Het hoofddoel van het Innovatieprogramma Watertechnologie luidt:

Nederland beschikt over een excellente watertechnologiesector die economische en maatschappelijke doelen dient, zowel in Nederland als in het buitenland.

Dit hoofddoel is vertaald in vier subdoelen:

1. De Nederlandse watertechnologiesector realiseert een groei die minimaal gelijk is de mondiale groei.

2. De Nederlandse watertechnologiesector opereert in grote samenhang.

3. De Nederlandse watertechnologiesector onderscheidt zich doordat maatschappelijke en economische doelen elkaar versterken.

4. De Nederlandse watertechnologiesector kent in 2012 tenminste vier innovatieve clusters die tot de mondiale top behoren.

Het verwezenlijken van deze (sub) doelen vereist de ontwikkeling en toepassing van nieuwe kennis, technologieën, processen, producten en diensten.

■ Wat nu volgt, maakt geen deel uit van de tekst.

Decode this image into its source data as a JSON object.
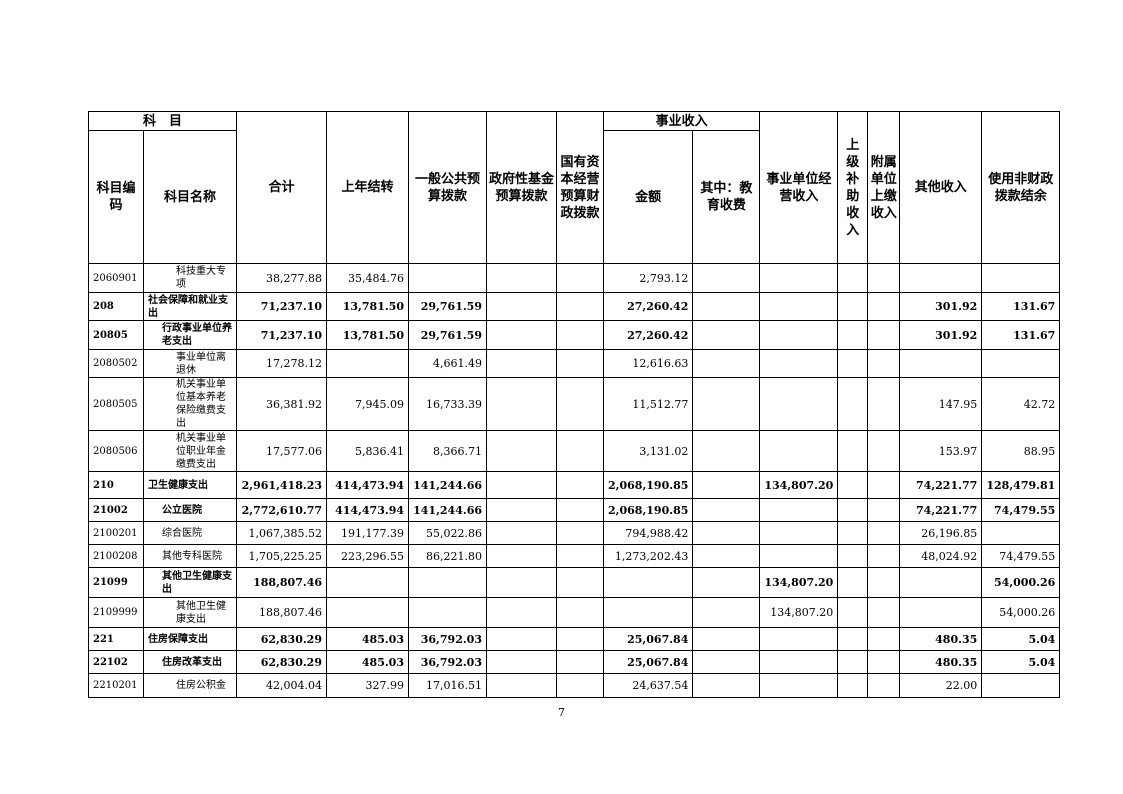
{
  "header": {
    "subject": "科　目",
    "code": "科目编码",
    "name": "科目名称",
    "total": "合计",
    "carryover": "上年结转",
    "general_budget": "一般公共预算拨款",
    "gov_fund": "政府性基金预算拨款",
    "state_capital": "国有资本经营预算财政拨款",
    "business_income": "事业收入",
    "amount": "金额",
    "education_fee": "其中：教育收费",
    "operating_income": "事业单位经营收入",
    "superior_subsidy": "上级补助收入",
    "affiliated_income": "附属单位上缴收入",
    "other_income": "其他收入",
    "non_fiscal_balance": "使用非财政拨款结余"
  },
  "rows": [
    {
      "bold": false,
      "indent": 2,
      "c": [
        "2060901",
        "科技重大专项",
        "38,277.88",
        "35,484.76",
        "",
        "",
        "",
        "2,793.12",
        "",
        "",
        "",
        "",
        "",
        ""
      ]
    },
    {
      "bold": true,
      "indent": 0,
      "c": [
        "208",
        "社会保障和就业支出",
        "71,237.10",
        "13,781.50",
        "29,761.59",
        "",
        "",
        "27,260.42",
        "",
        "",
        "",
        "",
        "301.92",
        "131.67"
      ]
    },
    {
      "bold": true,
      "indent": 1,
      "c": [
        "20805",
        "行政事业单位养老支出",
        "71,237.10",
        "13,781.50",
        "29,761.59",
        "",
        "",
        "27,260.42",
        "",
        "",
        "",
        "",
        "301.92",
        "131.67"
      ]
    },
    {
      "bold": false,
      "indent": 2,
      "c": [
        "2080502",
        "事业单位离退休",
        "17,278.12",
        "",
        "4,661.49",
        "",
        "",
        "12,616.63",
        "",
        "",
        "",
        "",
        "",
        ""
      ]
    },
    {
      "bold": false,
      "indent": 2,
      "c": [
        "2080505",
        "机关事业单位基本养老保险缴费支出",
        "36,381.92",
        "7,945.09",
        "16,733.39",
        "",
        "",
        "11,512.77",
        "",
        "",
        "",
        "",
        "147.95",
        "42.72"
      ]
    },
    {
      "bold": false,
      "indent": 2,
      "c": [
        "2080506",
        "机关事业单位职业年金缴费支出",
        "17,577.06",
        "5,836.41",
        "8,366.71",
        "",
        "",
        "3,131.02",
        "",
        "",
        "",
        "",
        "153.97",
        "88.95"
      ]
    },
    {
      "bold": true,
      "indent": 0,
      "c": [
        "210",
        "卫生健康支出",
        "2,961,418.23",
        "414,473.94",
        "141,244.66",
        "",
        "",
        "2,068,190.85",
        "",
        "134,807.20",
        "",
        "",
        "74,221.77",
        "128,479.81"
      ]
    },
    {
      "bold": true,
      "indent": 1,
      "c": [
        "21002",
        "公立医院",
        "2,772,610.77",
        "414,473.94",
        "141,244.66",
        "",
        "",
        "2,068,190.85",
        "",
        "",
        "",
        "",
        "74,221.77",
        "74,479.55"
      ]
    },
    {
      "bold": false,
      "indent": 1,
      "c": [
        "2100201",
        "综合医院",
        "1,067,385.52",
        "191,177.39",
        "55,022.86",
        "",
        "",
        "794,988.42",
        "",
        "",
        "",
        "",
        "26,196.85",
        ""
      ]
    },
    {
      "bold": false,
      "indent": 1,
      "c": [
        "2100208",
        "其他专科医院",
        "1,705,225.25",
        "223,296.55",
        "86,221.80",
        "",
        "",
        "1,273,202.43",
        "",
        "",
        "",
        "",
        "48,024.92",
        "74,479.55"
      ]
    },
    {
      "bold": true,
      "indent": 1,
      "c": [
        "21099",
        "其他卫生健康支出",
        "188,807.46",
        "",
        "",
        "",
        "",
        "",
        "",
        "134,807.20",
        "",
        "",
        "",
        "54,000.26"
      ]
    },
    {
      "bold": false,
      "indent": 2,
      "c": [
        "2109999",
        "其他卫生健康支出",
        "188,807.46",
        "",
        "",
        "",
        "",
        "",
        "",
        "134,807.20",
        "",
        "",
        "",
        "54,000.26"
      ]
    },
    {
      "bold": true,
      "indent": 0,
      "c": [
        "221",
        "住房保障支出",
        "62,830.29",
        "485.03",
        "36,792.03",
        "",
        "",
        "25,067.84",
        "",
        "",
        "",
        "",
        "480.35",
        "5.04"
      ]
    },
    {
      "bold": true,
      "indent": 1,
      "c": [
        "22102",
        "住房改革支出",
        "62,830.29",
        "485.03",
        "36,792.03",
        "",
        "",
        "25,067.84",
        "",
        "",
        "",
        "",
        "480.35",
        "5.04"
      ]
    },
    {
      "bold": false,
      "indent": 2,
      "c": [
        "2210201",
        "住房公积金",
        "42,004.04",
        "327.99",
        "17,016.51",
        "",
        "",
        "24,637.54",
        "",
        "",
        "",
        "",
        "22.00",
        ""
      ]
    }
  ],
  "page_number": "7"
}
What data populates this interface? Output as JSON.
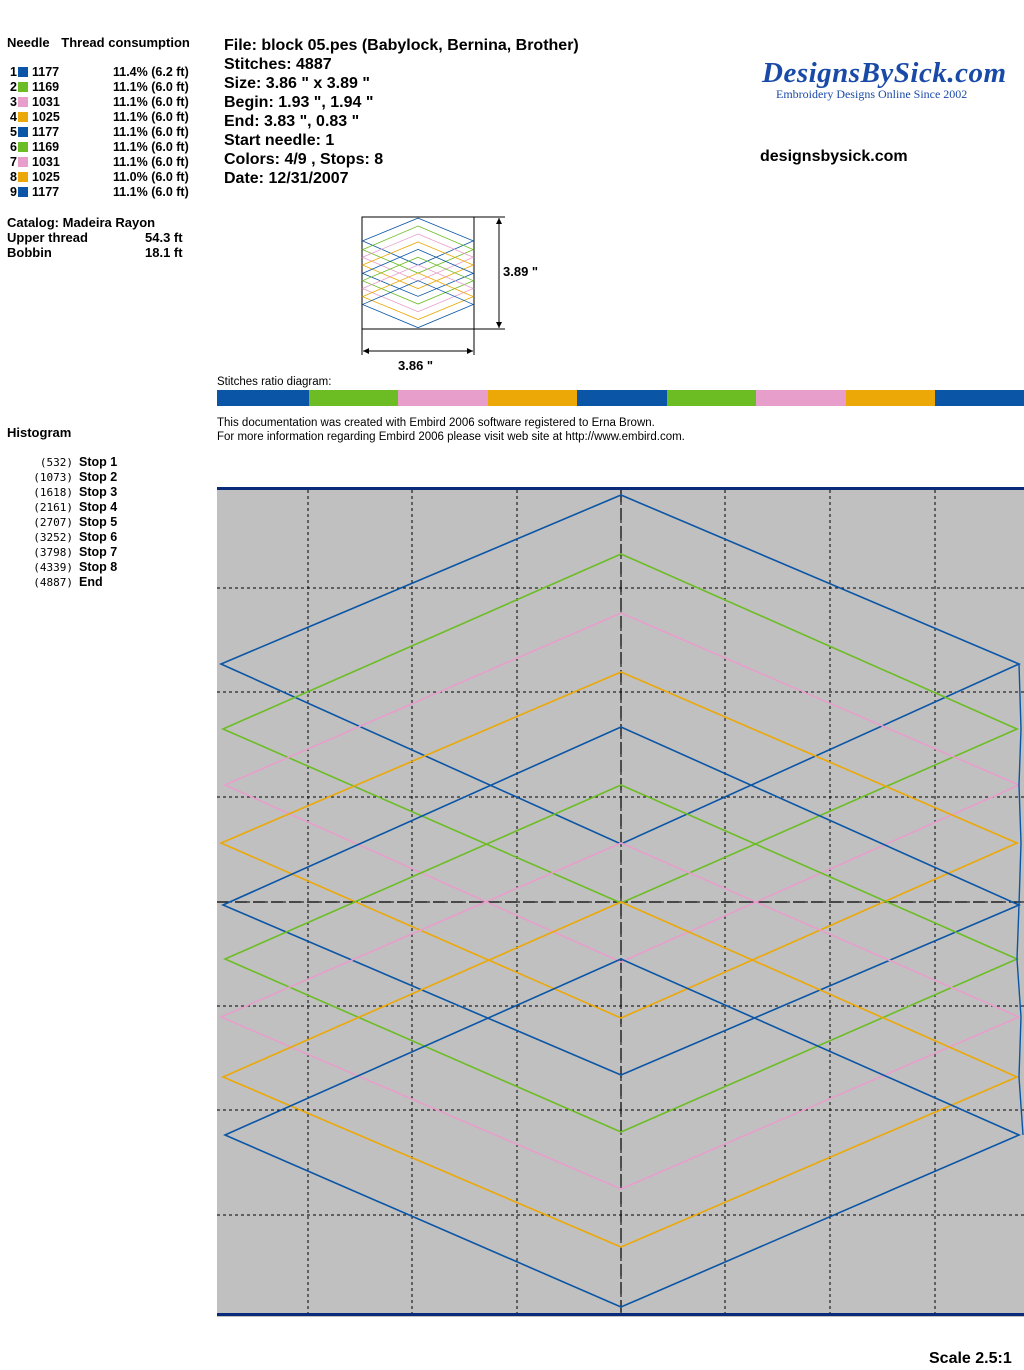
{
  "header": {
    "needle_label": "Needle",
    "thread_label": "Thread consumption"
  },
  "needles": [
    {
      "num": "1",
      "code": "1177",
      "pct": "11.4% (6.2 ft)",
      "color": "#0a55a5"
    },
    {
      "num": "2",
      "code": "1169",
      "pct": "11.1% (6.0 ft)",
      "color": "#6cbd24"
    },
    {
      "num": "3",
      "code": "1031",
      "pct": "11.1% (6.0 ft)",
      "color": "#e79ecb"
    },
    {
      "num": "4",
      "code": "1025",
      "pct": "11.1% (6.0 ft)",
      "color": "#eca806"
    },
    {
      "num": "5",
      "code": "1177",
      "pct": "11.1% (6.0 ft)",
      "color": "#0a55a5"
    },
    {
      "num": "6",
      "code": "1169",
      "pct": "11.1% (6.0 ft)",
      "color": "#6cbd24"
    },
    {
      "num": "7",
      "code": "1031",
      "pct": "11.1% (6.0 ft)",
      "color": "#e79ecb"
    },
    {
      "num": "8",
      "code": "1025",
      "pct": "11.0% (6.0 ft)",
      "color": "#eca806"
    },
    {
      "num": "9",
      "code": "1177",
      "pct": "11.1% (6.0 ft)",
      "color": "#0a55a5"
    }
  ],
  "catalog": {
    "title": "Catalog: Madeira Rayon",
    "upper_label": "Upper thread",
    "upper_value": "54.3 ft",
    "bobbin_label": "Bobbin",
    "bobbin_value": "18.1 ft"
  },
  "file_info": {
    "file": "File: block 05.pes  (Babylock, Bernina, Brother)",
    "stitches": "Stitches: 4887",
    "size": "Size: 3.86 \" x 3.89 \"",
    "begin": "Begin: 1.93 \", 1.94 \"",
    "end": "End: 3.83 \", 0.83 \"",
    "start_needle": "Start needle: 1",
    "colors": "Colors: 4/9 , Stops: 8",
    "date": "Date: 12/31/2007"
  },
  "logo": {
    "name": "DesignsBySick.com",
    "tagline": "Embroidery Designs Online Since 2002"
  },
  "site_url": "designsbysick.com",
  "dimensions": {
    "height_label": "3.89 \"",
    "width_label": "3.86 \""
  },
  "ratio": {
    "label": "Stitches ratio diagram:",
    "segments": [
      {
        "color": "#0a55a5",
        "share": 11.4
      },
      {
        "color": "#6cbd24",
        "share": 11.1
      },
      {
        "color": "#e79ecb",
        "share": 11.1
      },
      {
        "color": "#eca806",
        "share": 11.1
      },
      {
        "color": "#0a55a5",
        "share": 11.1
      },
      {
        "color": "#6cbd24",
        "share": 11.1
      },
      {
        "color": "#e79ecb",
        "share": 11.1
      },
      {
        "color": "#eca806",
        "share": 11.0
      },
      {
        "color": "#0a55a5",
        "share": 11.1
      }
    ]
  },
  "doc_note": {
    "line1": "This documentation was created with Embird 2006 software registered to Erna Brown.",
    "line2": "For more information regarding Embird 2006 please visit web site at http://www.embird.com."
  },
  "histogram": {
    "title": "Histogram",
    "rows": [
      {
        "count": "(532)",
        "label": "Stop 1"
      },
      {
        "count": "(1073)",
        "label": "Stop 2"
      },
      {
        "count": "(1618)",
        "label": "Stop 3"
      },
      {
        "count": "(2161)",
        "label": "Stop 4"
      },
      {
        "count": "(2707)",
        "label": "Stop 5"
      },
      {
        "count": "(3252)",
        "label": "Stop 6"
      },
      {
        "count": "(3798)",
        "label": "Stop 7"
      },
      {
        "count": "(4339)",
        "label": "Stop 8"
      },
      {
        "count": "(4887)",
        "label": "End"
      }
    ]
  },
  "scale": "Scale 2.5:1",
  "colors": {
    "canvas_bg": "#c0c0c0",
    "frame": "#0a2a7a"
  }
}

De noodzakelijke innovatie wordt echter verhinderd door diverse belemmeringen.

Focus op vier kansrijke clusters

De Nederlandse watertechnologiesector wil haar inspanningen met betrekking tot innovatie concentreren op vier kansrijke clusters en de daarbijbehorende technologievelden, namelijk:

1. Drink- en industriewatervoorziening:

a. ontzilting,

b. blue energy,

c. waterproductietechnologie,

d. waterverdeling en kwaliteit.

2. Afvalwatertechnologie:

a. koolstof/stikstof-cyclus,

b. terugwinning van energie en componenten,

c. scheiden aan de bron,

d. membranen en bioreactoren.

3. Sensoring-technologie, monitoring en control:

a. veiligheid en milieu,

b. procesbewaking en control.

4. Interactie met natuurlijke systemen:

a. waterverdeling en -kwaliteit,

b. ondergrondse water/energie-opslagsystemen.

Belemmeringen en knelpunten bij innovatie

De belemmeringen voor innovatie op het gebied van watertechnologie vinden hun oorsprong en oorzaak onder meer in:

1. De specifieke kenmerken van de Nederlandse watertechnologiesector.

De Nederlandse watertechnologiesector bestaat uit ongeveer 1400 veelal middelgrote en kleine bedrijven en instellingen, met ieder hun eigen nichemarkten en plaats in de innovatieketen. Deze beperkte schaalgrootte en vergaande specialisaties belemmert de noodzakelijke onderlinge samenwerking bij onderzoek en ontwikkeling. Ook de totstandkoming van exportconsortia die wereldwijd totaaloplossingen aanbieden wordt hierdoor belemmerd.

2. De specifieke kenmerken van de Nederlandse watertechnologiemarkt.

Afnemers van watertechnologie in Nederland zijn, naast de watergebruikende industrie, vooral de drinkwaterbedrijven en waterschappen. Deze publieke instellingen zijn eigendom van en worden bestuurd door overheden. Zij hebben ieder een wettelijke zorg- en leveringsplicht voor een beperkt deel van Nederland. Mede hierdoor hebben zij geen commerciële exportambitie. Door hun monopoliepositie en hun gebonden klanten is de onderlinge concurrentie gering en voelen zij geen sterke prikkel om taken uit te besteden aan commerciële partijen. Gelet op hun verantwoordelijkheid voor volksgezondheid en milieu zijn zij terughoudend in het toepassen van nieuw technologie.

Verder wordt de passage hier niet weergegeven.